Luther, in harmony with his unique personal experience, made the doctrine of justification the cardinal truth of Christianity, and believed that the preaching of that doctrine would of itself produce all the necessary changes in worship and discipline. But the abuse of evangelical freedom taught him the necessity of discipline, and he raised his protest against antinomianism. His complaints of the degeneracy of the times increased with his age and his bodily infirmities. The world seemed to him to be getting worse and worse, and fast rushing to judgment. He was so disgusted with the immorality prevailing among the citizens and students at Wittenberg, that he threatened to leave the town altogether in 1544, but yielded to the earnest entreaties of the university and magistrate to remain.674674 See his letters to Jonas, Lauterbach, Link, Probst, and others, in De Wette, vol. V. To Lauterbach he wrote, Nov. 10, 1541 (V. 407), "Ego paene de Germania desperavi, postquam recepit inter parietes veros illos Turkas seu veros illos diabolos, avaritiam, usuram, tyrannidem, discordiam et totam illam Lernam perfidiae, malitiae, et nequitiae, in nobilitate, in aulis, in curiis, in oppidis, in villis, super haec autem contemtum verbi et ingratitudinem inauditam." To Jonas he wrote, March 7, 1543 (V. 548), that the German nobility and princes were worse than the Turks, and bent upon enslaving Germany, and exhausting the people. To the same he gives, June 18, 1543 (V. 570), an account of the immorality of Wittenberg, and the indifference of the magistrate, and concludes, "Es ist ein verdriesslich Ding um die Welt." He thought that the end of the wicked world was near (Letter to Probst, Dec. 5, 1544, vol. V. 703).

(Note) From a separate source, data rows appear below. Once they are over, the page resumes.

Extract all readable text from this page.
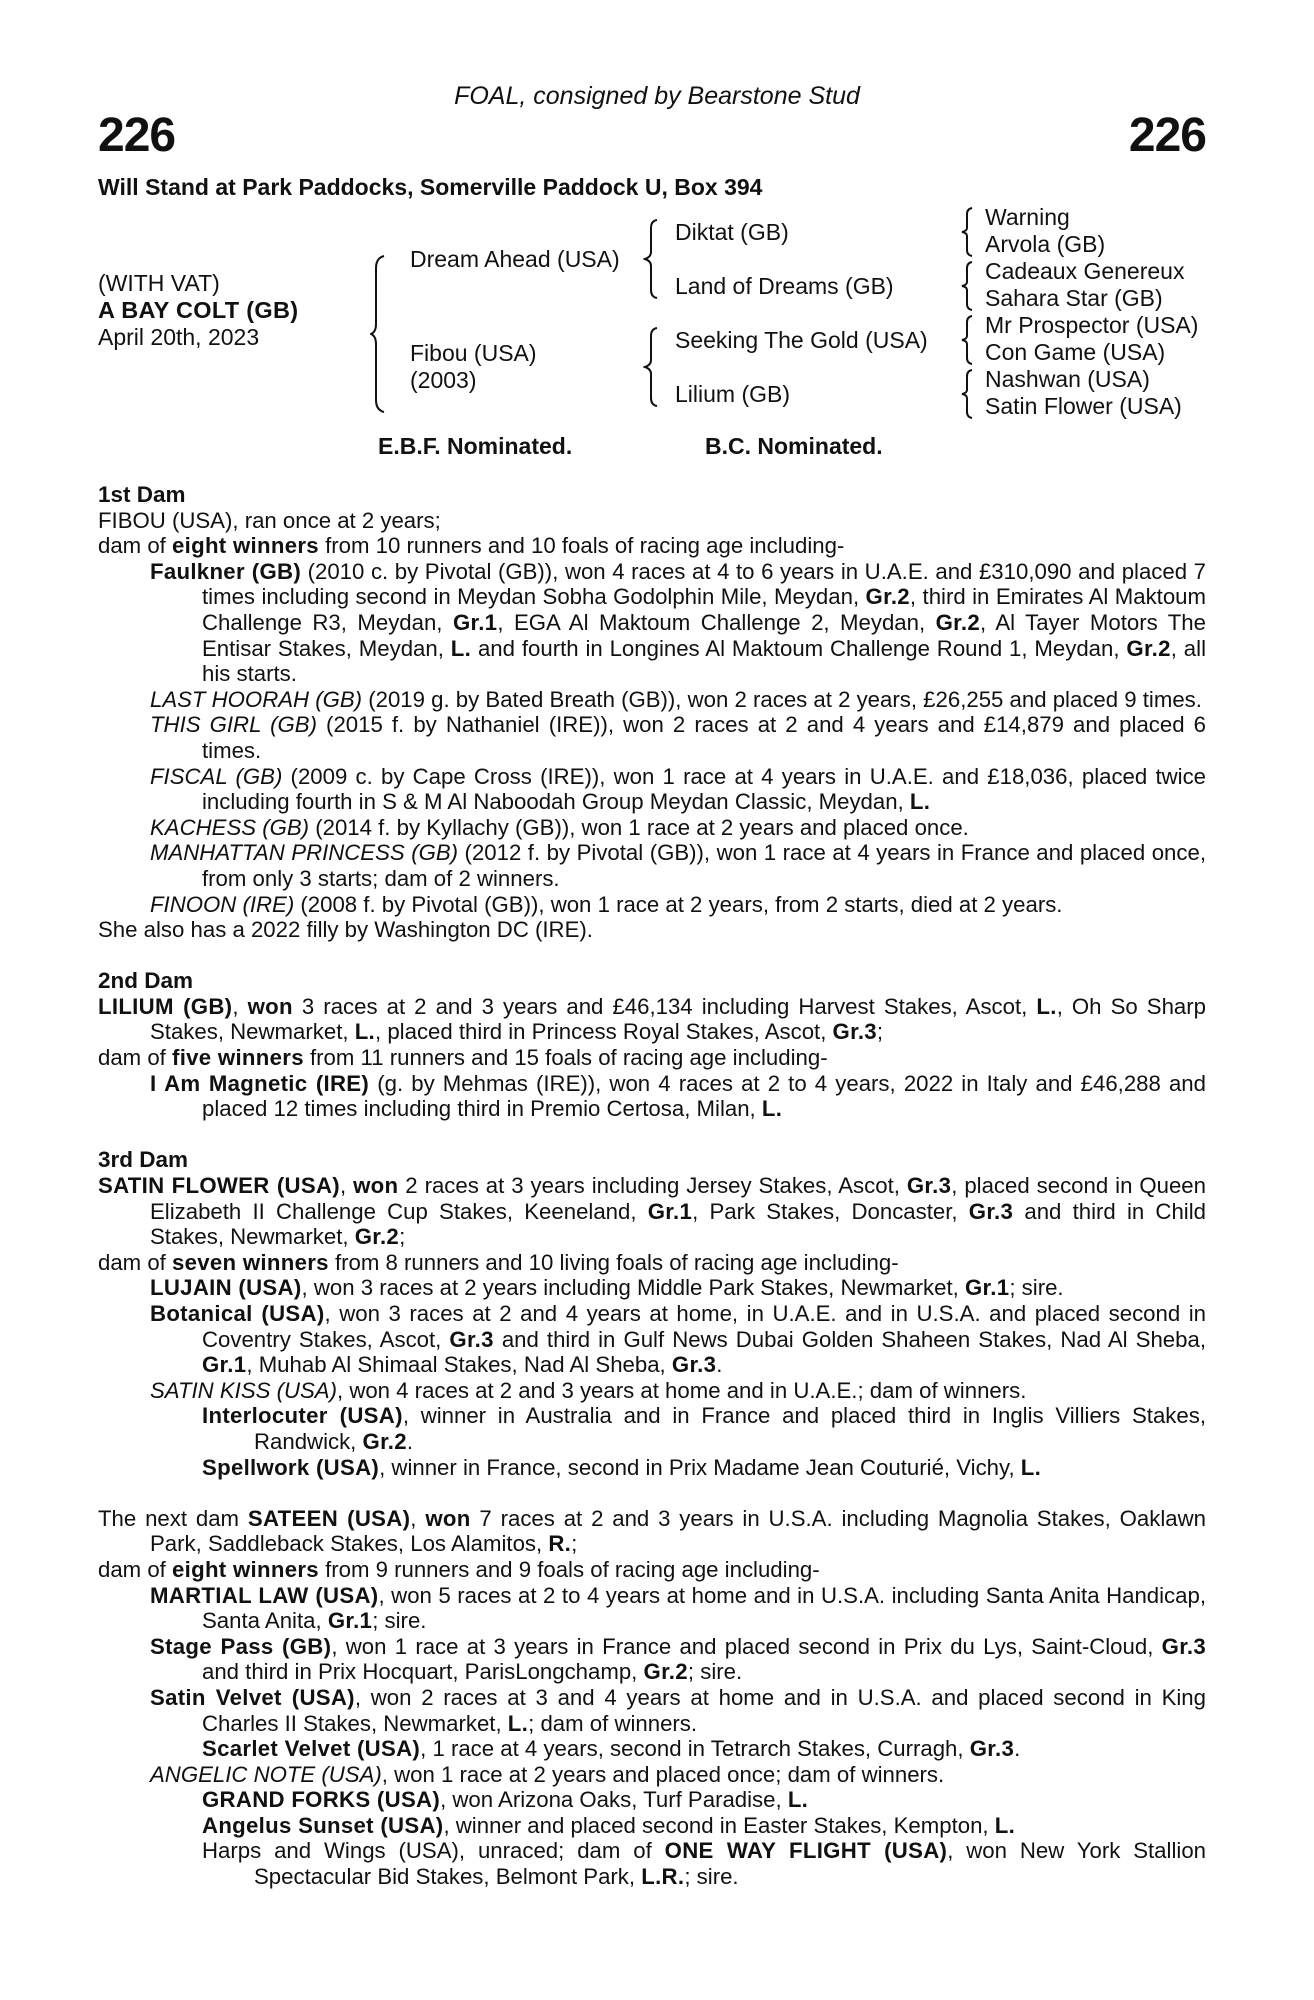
FOAL, consigned by Bearstone Stud
226	226
Will Stand at Park Paddocks, Somerville Paddock U, Box 394
(WITH VAT)
A BAY COLT (GB)
April 20th, 2023
Dream Ahead (USA)
Fibou (USA)
(2003)
Diktat (GB)
Land of Dreams (GB)
Seeking The Gold (USA)
Lilium (GB)
Warning
Arvola (GB)
Cadeaux Genereux
Sahara Star (GB)
Mr Prospector (USA)
Con Game (USA)
Nashwan (USA)
Satin Flower (USA)
E.B.F. Nominated.	B.C. Nominated.
1st Dam
FIBOU (USA), ran once at 2 years;
dam of eight winners from 10 runners and 10 foals of racing age including-
Faulkner (GB) (2010 c. by Pivotal (GB)), won 4 races at 4 to 6 years in U.A.E. and £310,090 and placed 7 times including second in Meydan Sobha Godolphin Mile, Meydan, Gr.2, third in Emirates Al Maktoum Challenge R3, Meydan, Gr.1, EGA Al Maktoum Challenge 2, Meydan, Gr.2, Al Tayer Motors The Entisar Stakes, Meydan, L. and fourth in Longines Al Maktoum Challenge Round 1, Meydan, Gr.2, all his starts.
LAST HOORAH (GB) (2019 g. by Bated Breath (GB)), won 2 races at 2 years, £26,255 and placed 9 times.
THIS GIRL (GB) (2015 f. by Nathaniel (IRE)), won 2 races at 2 and 4 years and £14,879 and placed 6 times.
FISCAL (GB) (2009 c. by Cape Cross (IRE)), won 1 race at 4 years in U.A.E. and £18,036, placed twice including fourth in S & M Al Naboodah Group Meydan Classic, Meydan, L.
KACHESS (GB) (2014 f. by Kyllachy (GB)), won 1 race at 2 years and placed once.
MANHATTAN PRINCESS (GB) (2012 f. by Pivotal (GB)), won 1 race at 4 years in France and placed once, from only 3 starts; dam of 2 winners.
FINOON (IRE) (2008 f. by Pivotal (GB)), won 1 race at 2 years, from 2 starts, died at 2 years.
She also has a 2022 filly by Washington DC (IRE).
2nd Dam
LILIUM (GB), won 3 races at 2 and 3 years and £46,134 including Harvest Stakes, Ascot, L., Oh So Sharp Stakes, Newmarket, L., placed third in Princess Royal Stakes, Ascot, Gr.3;
dam of five winners from 11 runners and 15 foals of racing age including-
I Am Magnetic (IRE) (g. by Mehmas (IRE)), won 4 races at 2 to 4 years, 2022 in Italy and £46,288 and placed 12 times including third in Premio Certosa, Milan, L.
3rd Dam
SATIN FLOWER (USA), won 2 races at 3 years including Jersey Stakes, Ascot, Gr.3, placed second in Queen Elizabeth II Challenge Cup Stakes, Keeneland, Gr.1, Park Stakes, Doncaster, Gr.3 and third in Child Stakes, Newmarket, Gr.2;
dam of seven winners from 8 runners and 10 living foals of racing age including-
LUJAIN (USA), won 3 races at 2 years including Middle Park Stakes, Newmarket, Gr.1; sire.
Botanical (USA), won 3 races at 2 and 4 years at home, in U.A.E. and in U.S.A. and placed second in Coventry Stakes, Ascot, Gr.3 and third in Gulf News Dubai Golden Shaheen Stakes, Nad Al Sheba, Gr.1, Muhab Al Shimaal Stakes, Nad Al Sheba, Gr.3.
SATIN KISS (USA), won 4 races at 2 and 3 years at home and in U.A.E.; dam of winners.
Interlocuter (USA), winner in Australia and in France and placed third in Inglis Villiers Stakes, Randwick, Gr.2.
Spellwork (USA), winner in France, second in Prix Madame Jean Couturié, Vichy, L.
The next dam SATEEN (USA), won 7 races at 2 and 3 years in U.S.A. including Magnolia Stakes, Oaklawn Park, Saddleback Stakes, Los Alamitos, R.;
dam of eight winners from 9 runners and 9 foals of racing age including-
MARTIAL LAW (USA), won 5 races at 2 to 4 years at home and in U.S.A. including Santa Anita Handicap, Santa Anita, Gr.1; sire.
Stage Pass (GB), won 1 race at 3 years in France and placed second in Prix du Lys, Saint-Cloud, Gr.3 and third in Prix Hocquart, ParisLongchamp, Gr.2; sire.
Satin Velvet (USA), won 2 races at 3 and 4 years at home and in U.S.A. and placed second in King Charles II Stakes, Newmarket, L.; dam of winners.
Scarlet Velvet (USA), 1 race at 4 years, second in Tetrarch Stakes, Curragh, Gr.3.
ANGELIC NOTE (USA), won 1 race at 2 years and placed once; dam of winners.
GRAND FORKS (USA), won Arizona Oaks, Turf Paradise, L.
Angelus Sunset (USA), winner and placed second in Easter Stakes, Kempton, L.
Harps and Wings (USA), unraced; dam of ONE WAY FLIGHT (USA), won New York Stallion Spectacular Bid Stakes, Belmont Park, L.R.; sire.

The German Reformation did not stimulate the duty of self-support, nor develop the faculty of self-government. It threw the church into the arms of the state, from whose bondage she has never been able as yet to emancipate herself. The princes, nobles, and city magistrates were willing and anxious to take the benefit, but reluctant to perform the duties, of their new priestly dignity; while the common people remained as passive as before, without a voice in the election of their pastor, or any share in the administration of their congregational affairs. The Lutheran prince took the place of the bishop or pope; the Lutheran pastor (Pfarrherr), the place of the Romish priest, but instead of obeying the bishop he had to obey his secular patron.675675 Friedberg, Kirchenrecht, p. 57, correctly says, "Die Reformation hat schliesslich wohl Pfarrsprengel geschaffen, aber keine Gemeinden." This is true even now of the Lutheran churches in Northern Germany; but in Westphalia, on the Rhine, and in America, the congregational life is more or less developed, partly through contact with Reformed churches.